Primate Monocytes - CD14, CD16 - Ziegler-Heitbrock

Effects of Brief Adjunctive Metformin Therapy in Virologically Suppressed HIV-Infected Adults on Polyfunctional HIV-Specific CD8 T cell Responses to PD-L1 Blockade.

Abstract

Targeting inhibitory immune checkpoint receptor pathways has shown remarkable success in improving anti-cancer T cell responses for the elimination of tumors. Such immunotherapeutic strategies are being pursued for HIV remission. Metformin has shown favorable clinical outcomes in enhancing the efficacy of PD-1 blockade and restoring anti-tumor T cell immunity. Furthermore, monocytes are known to be a strong predictor of progression free survival in response to anti-PD-1 immunotherapy. In a single-arm clinical trial, we evaluated the immunological effects over an 8-week course of metformin therapy in seven euglycemic, virally-suppressed HIV-infected participants on combination antiretroviral therapy (cART). We assessed changes in peripheral HIV-Gag-specific T cell responses to immune checkpoint blockade (ICB) with anti-PD-L1 and anti-TIGIT monoclonal antibodies (mAbs) and changes in CD8 T cell and monocyte subsets using flow cytometry. Study participants were all male, 71% (5/7) Caucasian, with a median age of 61 years, CD4 count of 739 cells/uL and plasma HIV RNA of <50 copies/mL on stable cART for > 1 year. Ex vivo polyfunctional HIV-Gag-specific CD8 T cell responses to anti-PD-L1 mAb significantly improved (p < 0.05) over the 8-week course of metformin therapy.
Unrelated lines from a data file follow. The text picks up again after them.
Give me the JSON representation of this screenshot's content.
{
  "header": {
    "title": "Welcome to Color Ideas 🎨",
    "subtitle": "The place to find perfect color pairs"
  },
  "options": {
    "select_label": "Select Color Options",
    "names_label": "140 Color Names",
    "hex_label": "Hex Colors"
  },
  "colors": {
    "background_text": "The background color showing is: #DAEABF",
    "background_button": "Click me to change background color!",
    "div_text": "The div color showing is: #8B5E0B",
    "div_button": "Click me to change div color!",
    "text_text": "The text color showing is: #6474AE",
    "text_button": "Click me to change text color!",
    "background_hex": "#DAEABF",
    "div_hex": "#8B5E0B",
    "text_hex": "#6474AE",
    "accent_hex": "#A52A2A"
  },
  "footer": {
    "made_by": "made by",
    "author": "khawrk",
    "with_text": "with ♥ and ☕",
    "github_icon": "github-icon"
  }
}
Moreover, frequencies of both intermediate (CD14⁺CD16⁺) (r = 0.89, p = 0.01) and non-classical (CD14^lowCD16⁺) (r = 0.92, p = 0.01) monocytes at entry were predictive of the magnitude of the anti-HIV CD8 T cell responses to PD-L1 blockade. Collectively, these findings highlight that 8-week course of metformin increases the polyfunctionality of CD8 T cells and that baseline monocyte subset frequencies may be a potential determinant of PD-L1 blockade efficacy. These data provide valuable information for HIV remission trials that utilize ICB strategies to enhance anti-HIV CD8 T cell immunity.